EPI interferes with your body’s ability to absorb nutrients from food. This can affect your intake of fat-soluble vitamins A, D, E, and K. You may need to take dietary supplements.

If you’re on PERT, however, you may be able to get all the nutrients you need from a proper diet, without supplements.

Also, some supplements can interfere with OTC or prescription medications. Your gastroenterologist may recommend very specific vitamins and minerals in precise amounts. Be sure to consult with your doctor before taking dietary supplements.

Talk to your doctor about potential lifestyle changes to improve your symptoms of EPI. The following are some steps you can take to improve your quality of life with EPI:

  • Maintain a healthy diet. Maintain a well-balanced diet based on your doctor’s recommendations. If you need help getting started, consider working with a nutritionist.
  • Avoid alcohol. Alcohol can harm your pancreas. If you have trouble avoiding alcohol, talk to your doctor about how to quit safely.
  • Quit smoking. Smoking is associated with pancreatic conditions such as pancreatitis and pancreatic cancer. If you smoke, ask your doctor for information on smoking cessation programs.
  • Exercise regularly. Regular movement can promote your overall health. Ask your doctor about the best exercises for you.
  • Relieve stress. You can’t completely eliminate stress, but you can learn ways to cope. Try deep breathing exercises, yoga, or tai chi.

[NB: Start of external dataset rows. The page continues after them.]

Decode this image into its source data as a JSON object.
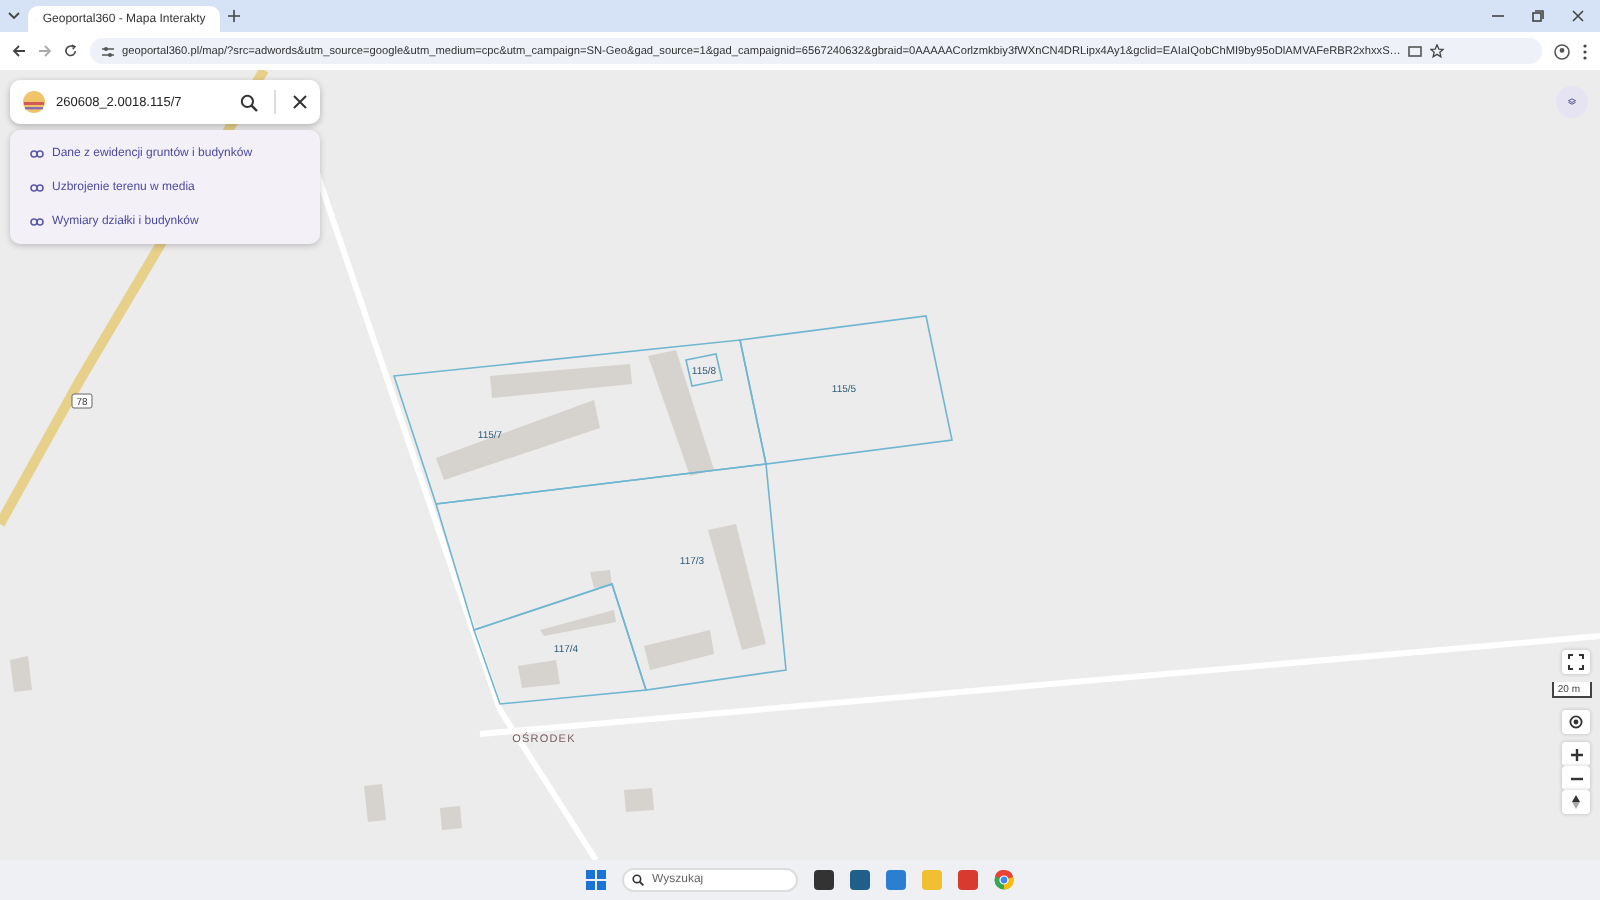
{
  "browser": {
    "tab_title": "Geoportal360 - Mapa Interakty",
    "url": "geoportal360.pl/map/?src=adwords&utm_source=google&utm_medium=cpc&utm_campaign=SN-Geo&gad_source=1&gad_campaignid=6567240632&gbraid=0AAAAACorlzmkbiy3fWXnCN4DRLipx4Ay1&gclid=EAIaIQobChMI9by95oDlAMVAFeRBR2xhxxS…"
  },
  "search": {
    "value": "260608_2.0018.115/7"
  },
  "links": [
    "Dane z ewidencji gruntów i budynków",
    "Uzbrojenie terenu w media",
    "Wymiary działki i budynków"
  ],
  "map": {
    "parcels": [
      "115/7",
      "115/8",
      "115/5",
      "117/3",
      "117/4"
    ],
    "road_number": "78",
    "place_name": "OŚRODEK",
    "scale": "20 m"
  },
  "taskbar": {
    "search_placeholder": "Wyszukaj"
  }
}
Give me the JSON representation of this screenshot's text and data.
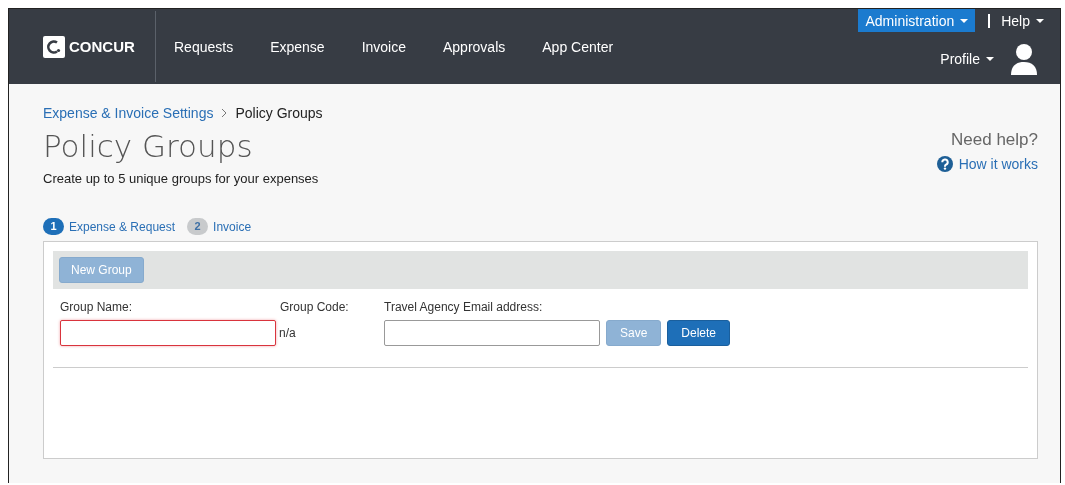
{
  "header": {
    "logo": "CONCUR",
    "nav": [
      {
        "label": "Requests"
      },
      {
        "label": "Expense"
      },
      {
        "label": "Invoice"
      },
      {
        "label": "Approvals"
      },
      {
        "label": "App Center"
      }
    ],
    "admin_menu": {
      "label": "Administration",
      "selected": true
    },
    "help_menu": {
      "label": "Help"
    },
    "profile_menu": {
      "label": "Profile"
    }
  },
  "breadcrumb": [
    {
      "label": "Expense & Invoice Settings",
      "kind": "link"
    },
    {
      "label": "Policy Groups",
      "kind": "current"
    }
  ],
  "title": "Policy Groups",
  "subtitle": "Create up to 5 unique groups for your expenses",
  "help": {
    "heading": "Need help?",
    "link": "How it works"
  },
  "steps": [
    {
      "number": "1",
      "label": "Expense & Request",
      "selected": true
    },
    {
      "number": "2",
      "label": "Invoice",
      "selected": false
    }
  ],
  "toolbar": {
    "buttons": [
      {
        "label": "New Group",
        "disabled": true
      }
    ]
  },
  "form": {
    "group_name": {
      "label": "Group Name:",
      "invalid": true
    },
    "group_code": {
      "label": "Group Code:",
      "value": "n/a"
    },
    "email": {
      "label": "Travel Agency Email address:"
    },
    "buttons": [
      {
        "label": "Save",
        "disabled": true
      },
      {
        "label": "Delete",
        "disabled": false
      }
    ]
  }
}
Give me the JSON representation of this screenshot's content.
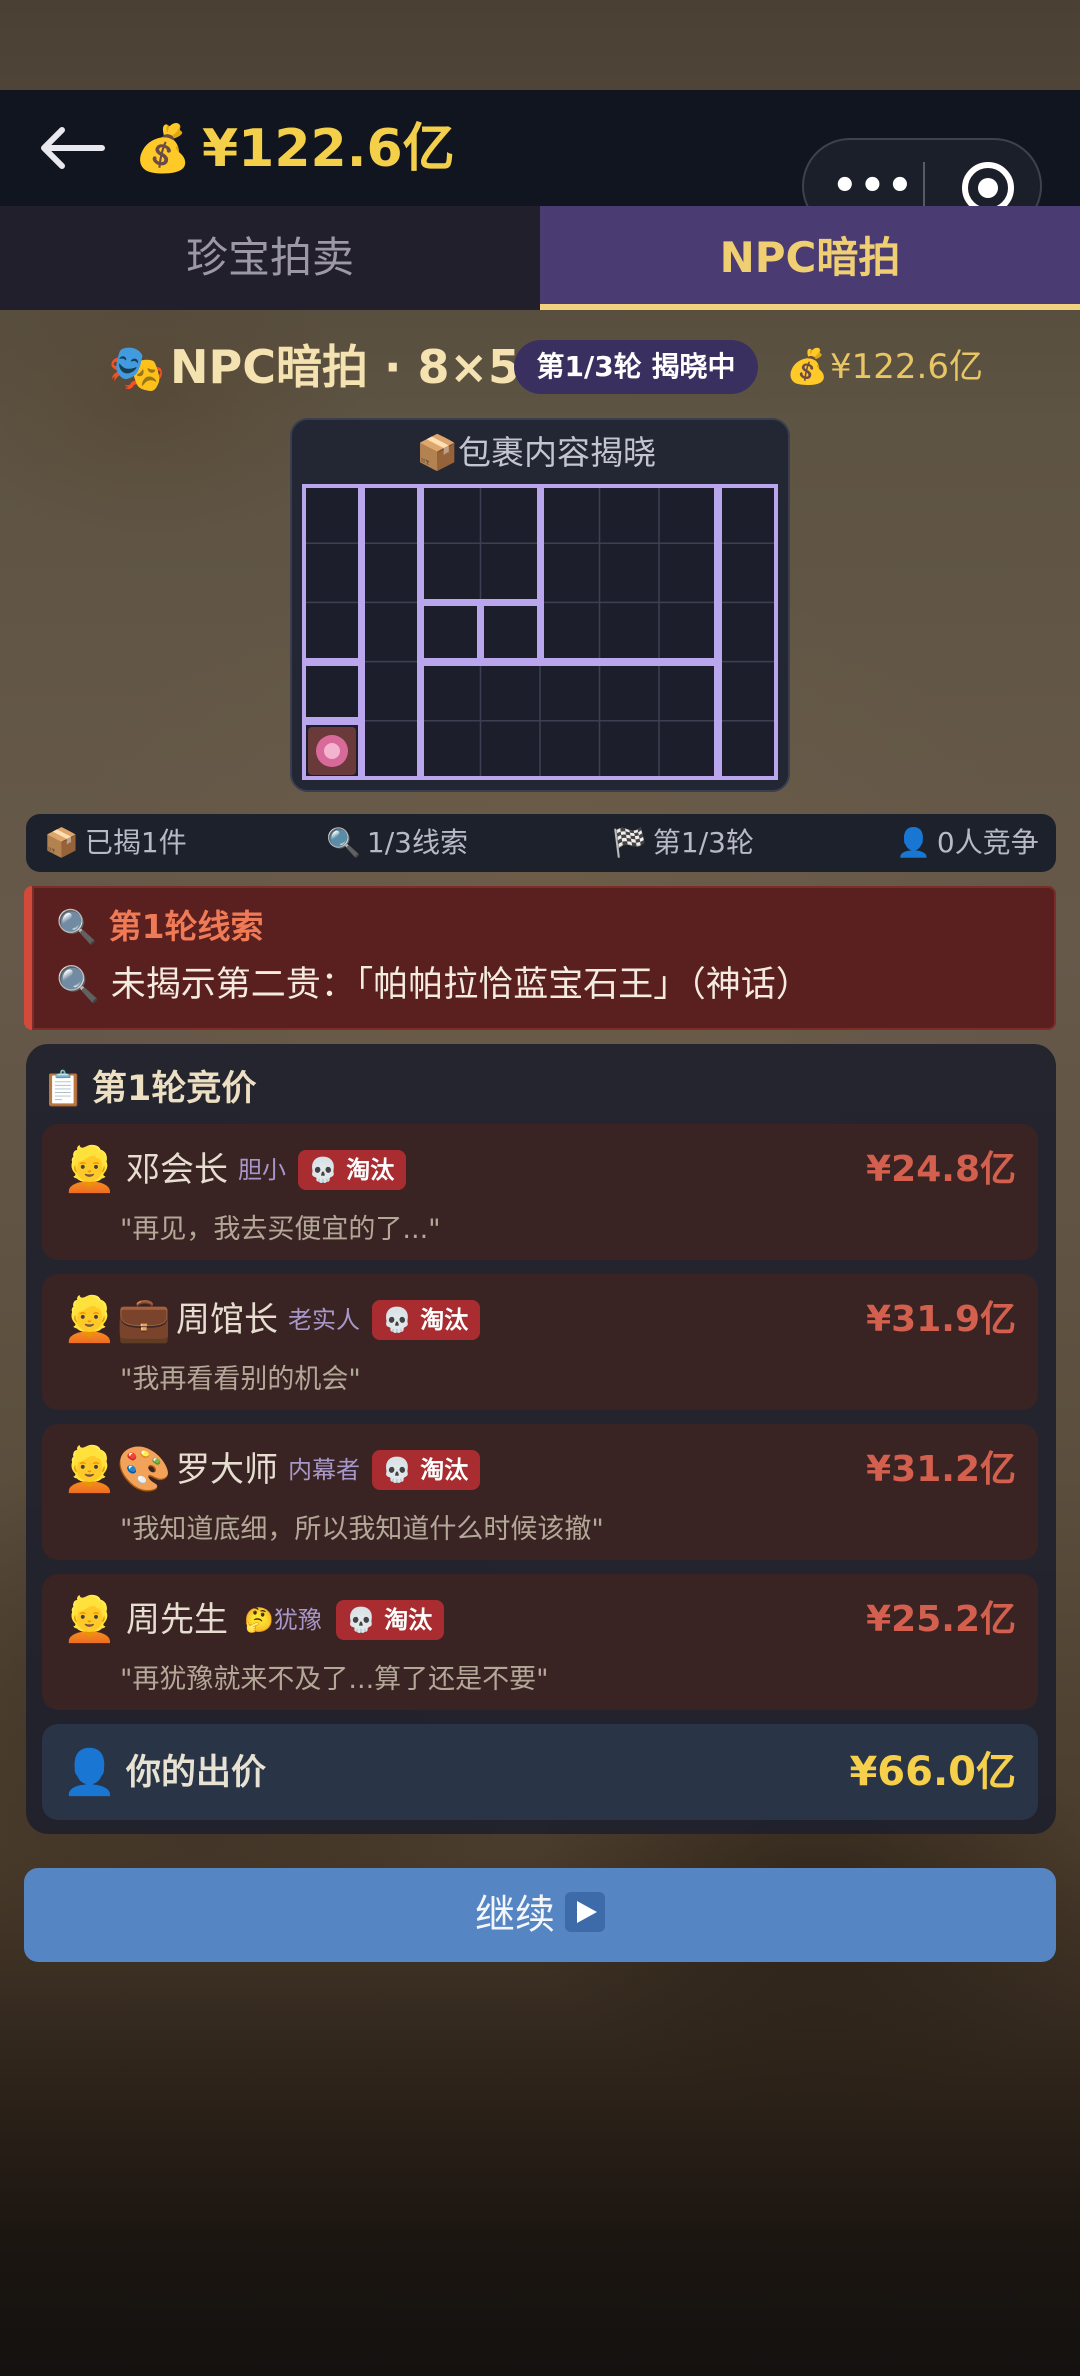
{
  "header": {
    "back_icon": "back-arrow-icon",
    "money_icon": "money-bag-icon",
    "balance": "¥122.6亿",
    "more_icon": "more-dots-icon",
    "close_icon": "target-close-icon"
  },
  "tabs": [
    {
      "label": "珍宝拍卖",
      "active": false
    },
    {
      "label": "NPC暗拍",
      "active": true
    }
  ],
  "title": {
    "icon": "theater-masks-icon",
    "text": "NPC暗拍 · 8×5",
    "round_status": "第1/3轮 揭晓中",
    "balance": "¥122.6亿"
  },
  "parcel": {
    "icon": "package-icon",
    "title": "包裹内容揭晓",
    "columns": 8,
    "rows": 5,
    "revealed_item_icon": "gem-item-icon"
  },
  "stats": [
    {
      "icon": "package-icon",
      "text": "已揭1件"
    },
    {
      "icon": "magnifier-icon",
      "text": "1/3线索"
    },
    {
      "icon": "checkered-flag-icon",
      "text": "第1/3轮"
    },
    {
      "icon": "person-icon",
      "text": "0人竞争"
    }
  ],
  "clue": {
    "title": "🔍 第1轮线索",
    "text": "🔍 未揭示第二贵：「帕帕拉恰蓝宝石王」（神话）"
  },
  "bidding": {
    "title": "第1轮竞价",
    "eliminated_label": "淘汰",
    "npcs": [
      {
        "avatar": "👱",
        "name": "邓会长",
        "trait": "胆小",
        "price": "¥24.8亿",
        "quote": "\"再见，我去买便宜的了...\""
      },
      {
        "avatar": "👱💼",
        "name": "周馆长",
        "trait": "老实人",
        "price": "¥31.9亿",
        "quote": "\"我再看看别的机会\""
      },
      {
        "avatar": "👱🎨",
        "name": "罗大师",
        "trait": "内幕者",
        "price": "¥31.2亿",
        "quote": "\"我知道底细，所以我知道什么时候该撤\""
      },
      {
        "avatar": "👱",
        "name": "周先生",
        "trait": "🤔犹豫",
        "price": "¥25.2亿",
        "quote": "\"再犹豫就来不及了...算了还是不要\""
      }
    ],
    "your_bid_label": "你的出价",
    "your_bid_price": "¥66.0亿"
  },
  "continue_button": {
    "label": "继续"
  },
  "colors": {
    "accent_gold": "#f4cf4a",
    "tab_active_bg": "#4a3c72",
    "eliminated_red": "#a82c30",
    "price_red": "#d3604e",
    "continue_blue": "#5585c2"
  }
}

Also, it always helps to be prepared. Here are some things you can do to educate yourself about EPI and be ready for any situation:

  • Learn all you can about EPI.
  • Keep a food journal to figure out which foods trigger symptoms or make matters worse.
  • Partner with your doctor by reporting new or worsening symptoms right away.
  • Have loose-fitting clothing on hand for when you feel bloated or have pain.
  • Keep your prescriptions up to date and keep your medication on hand. If you’re on PERT, be sure to take some with you when you leave home.

You have a number of treatment options if you have exocrine pancreatic insufficiency. Work closely with your doctor, take medications as directed, and make some dietary adjustments. You can learn to successfully manage your EPI, enjoy food, and improve your quality of life.